Picture if you will a life without regret. Maybe it would be a life approaching freedom? Exit velocity is the speed needed to break free of the Earth’s gravitational pull. Beyond that, it is a journey into the vacuum of outer space. The blue tint of of a fragile planet the only visual sign that there was a planet you actually left, at all. But you don’t regret, you forget. And onwards, only experiencing more of the same. You keep travelling – until you run out of air.
I shouldn’t have played FIFA online and been whipped by someone born in 1993. I should have carried on reading Julian Barnes. That’s what I should have done. And I shouldn’t have looked in the chest of drawers. Memories live in those places. Memories and FIFA defeat and and utter soulsickness and a bad back and aching quads from not jogging. I should have carried on reading Julian Barnes. I should have carried on. I should have carried on.

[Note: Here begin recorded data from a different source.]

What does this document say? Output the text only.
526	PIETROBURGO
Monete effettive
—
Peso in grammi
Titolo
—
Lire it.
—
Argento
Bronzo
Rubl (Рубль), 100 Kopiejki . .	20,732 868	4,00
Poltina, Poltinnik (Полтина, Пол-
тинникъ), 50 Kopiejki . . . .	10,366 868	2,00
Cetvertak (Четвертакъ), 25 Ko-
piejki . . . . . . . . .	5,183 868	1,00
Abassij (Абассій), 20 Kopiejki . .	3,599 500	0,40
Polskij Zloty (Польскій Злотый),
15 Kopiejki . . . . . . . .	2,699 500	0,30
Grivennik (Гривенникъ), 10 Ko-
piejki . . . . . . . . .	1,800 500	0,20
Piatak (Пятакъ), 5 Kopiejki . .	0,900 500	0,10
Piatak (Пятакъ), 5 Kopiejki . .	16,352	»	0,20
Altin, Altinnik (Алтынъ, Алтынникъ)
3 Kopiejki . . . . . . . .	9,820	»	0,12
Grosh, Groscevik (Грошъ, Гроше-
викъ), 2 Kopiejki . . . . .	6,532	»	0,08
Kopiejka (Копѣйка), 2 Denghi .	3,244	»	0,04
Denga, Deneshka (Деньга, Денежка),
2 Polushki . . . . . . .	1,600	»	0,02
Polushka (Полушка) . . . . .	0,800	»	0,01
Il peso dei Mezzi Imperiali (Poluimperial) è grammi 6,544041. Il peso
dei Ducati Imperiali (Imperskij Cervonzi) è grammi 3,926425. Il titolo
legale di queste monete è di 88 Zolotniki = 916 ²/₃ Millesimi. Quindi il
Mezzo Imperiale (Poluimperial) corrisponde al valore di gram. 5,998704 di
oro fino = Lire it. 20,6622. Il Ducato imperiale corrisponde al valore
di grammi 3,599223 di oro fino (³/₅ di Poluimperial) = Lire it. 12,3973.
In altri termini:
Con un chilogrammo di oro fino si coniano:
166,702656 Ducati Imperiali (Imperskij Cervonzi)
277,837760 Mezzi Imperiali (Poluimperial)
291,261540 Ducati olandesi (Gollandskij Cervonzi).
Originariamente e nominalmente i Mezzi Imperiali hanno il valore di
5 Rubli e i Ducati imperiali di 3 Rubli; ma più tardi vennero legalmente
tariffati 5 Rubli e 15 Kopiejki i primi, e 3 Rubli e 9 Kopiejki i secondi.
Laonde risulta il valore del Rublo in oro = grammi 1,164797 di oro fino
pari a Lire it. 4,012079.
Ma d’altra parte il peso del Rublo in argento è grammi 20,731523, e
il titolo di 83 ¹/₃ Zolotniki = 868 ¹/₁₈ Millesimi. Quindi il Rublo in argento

Listening to the way the words on the page sound in my head as I read them to myself, I hear the cadences and dramatic pauses. I laugh out loud at a story set in Russia in the 1880s and then translated into American English and bought by me in a bookshop in a Public Library in Chicago and read on the District line in modern day East London and I think to myself – yes, here, there is genius. Here, we’re flying close to the essence of things.

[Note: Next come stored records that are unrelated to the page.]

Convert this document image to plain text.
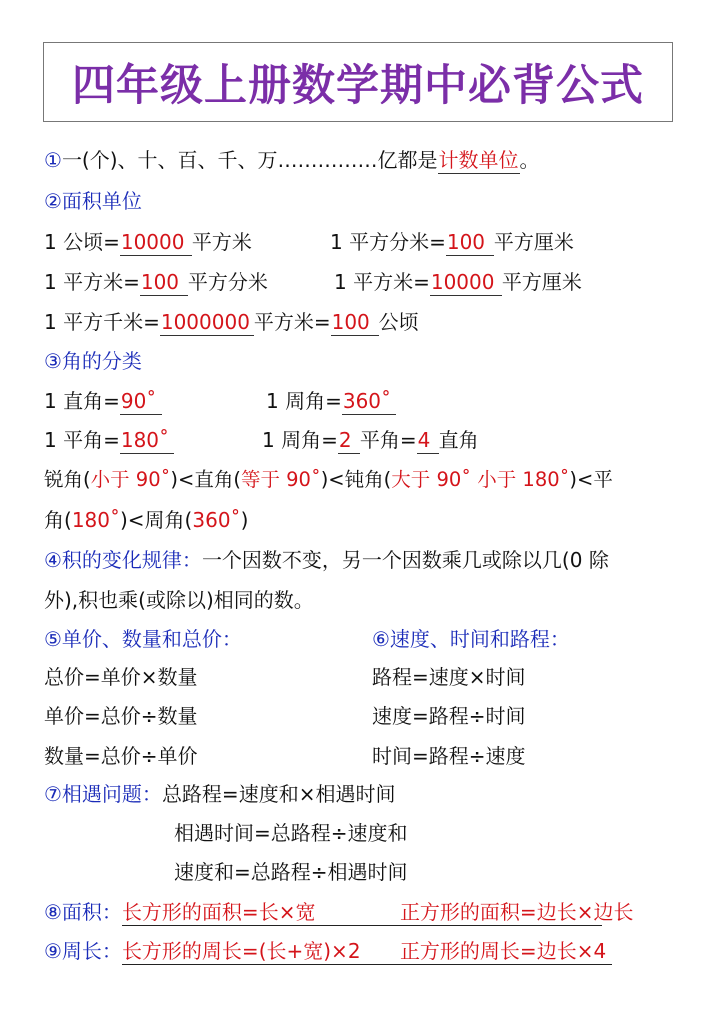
四年级上册数学期中必背公式
①一(个)、十、百、千、万……………亿都是计数单位。
②面积单位
1 公顷=10000 平方米	1 平方分米=100 平方厘米
1 平方米=100 平方分米	1 平方米=10000 平方厘米
1 平方千米=1000000 平方米=100 公顷
③角的分类
1 直角=90˚	1 周角=360˚
1 平角=180˚	1 周角=2 平角=4 直角
锐角(小于 90˚)<直角(等于 90˚)<钝角(大于 90˚ 小于 180˚)<平
角(180˚)<周角(360˚)
④积的变化规律：一个因数不变，另一个因数乘几或除以几(0 除
外),积也乘(或除以)相同的数。
⑤单价、数量和总价：	⑥速度、时间和路程：
总价=单价×数量	路程=速度×时间
单价=总价÷数量	速度=路程÷时间
数量=总价÷单价	时间=路程÷速度
⑦相遇问题：总路程=速度和×相遇时间
相遇时间=总路程÷速度和
速度和=总路程÷相遇时间
⑧面积：长方形的面积=长×宽	正方形的面积=边长×边长
⑨周长：长方形的周长=(长+宽)×2 正方形的周长=边长×4
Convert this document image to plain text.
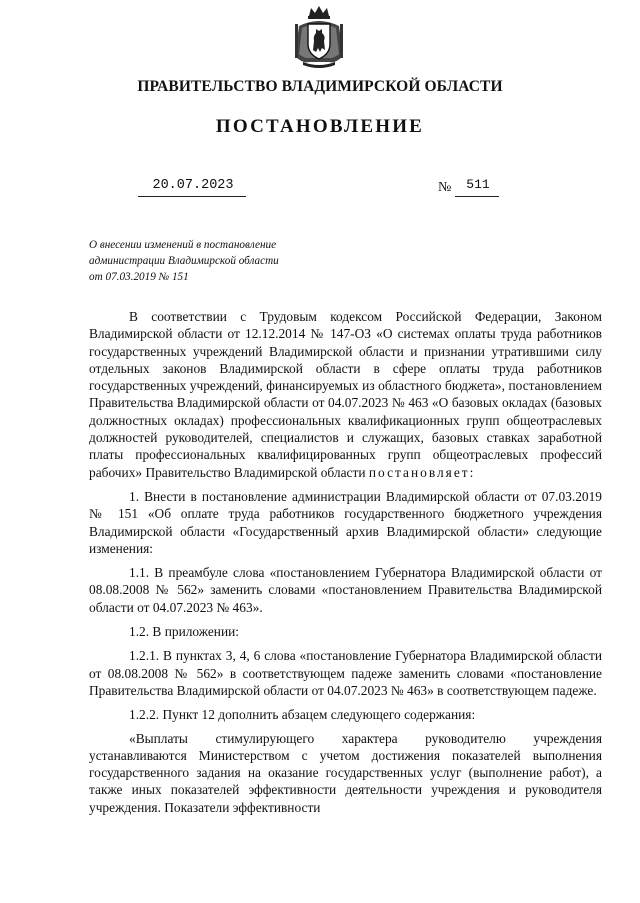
ПРАВИТЕЛЬСТВО ВЛАДИМИРСКОЙ ОБЛАСТИ
ПОСТАНОВЛЕНИЕ
20.07.2023	№	511
О внесении изменений в постановление
администрации Владимирской области
от 07.03.2019 № 151

В соответствии с Трудовым кодексом Российской Федерации, Законом Владимирской области от 12.12.2014 № 147-ОЗ «О системах оплаты труда работников государственных учреждений Владимирской области и признании утратившими силу отдельных законов Владимирской области в сфере оплаты труда работников государственных учреждений, финансируемых из областного бюджета», постановлением Правительства Владимирской области от 04.07.2023 № 463 «О базовых окладах (базовых должностных окладах) профессиональных квалификационных групп общеотраслевых должностей руководителей, специалистов и служащих, базовых ставках заработной платы профессиональных квалифицированных групп общеотраслевых профессий рабочих» Правительство Владимирской области постановляет:

1. Внести в постановление администрации Владимирской области от 07.03.2019 № 151 «Об оплате труда работников государственного бюджетного учреждения Владимирской области «Государственный архив Владимирской области» следующие изменения:

1.1. В преамбуле слова «постановлением Губернатора Владимирской области от 08.08.2008 № 562» заменить словами «постановлением Правительства Владимирской области от 04.07.2023 № 463».

1.2. В приложении:

1.2.1. В пунктах 3, 4, 6 слова «постановление Губернатора Владимирской области от 08.08.2008 № 562» в соответствующем падеже заменить словами «постановление Правительства Владимирской области от 04.07.2023 № 463» в соответствующем падеже.

1.2.2. Пункт 12 дополнить абзацем следующего содержания:

«Выплаты стимулирующего характера руководителю учреждения устанавливаются Министерством с учетом достижения показателей выполнения государственного задания на оказание государственных услуг (выполнение работ), а также иных показателей эффективности деятельности учреждения и руководителя учреждения. Показатели эффективности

Bin day in East Ham in High Summer — a cruel assault on the nostrils. Some smells near the industrial bins behind the Chinese — beyond comprehension. Smells that are so bad, so ripe, they are almost sensual.
I’ve been to at least two London gigs where favourite bands of mine have been playing and people have expressed their displeasure that I’ve been moving, as in dancing, next to them. One of them was the Junior Boys. I now no longer go to gigs in London because most people are miserable smug cunts and drinks are £4.50 a can of Red Stripe and over a tenner for a decent double. I buy the albums and dance at home with a good bottle of wine, import lager chilled properly, the house lights down low, my stereo set up how I like it.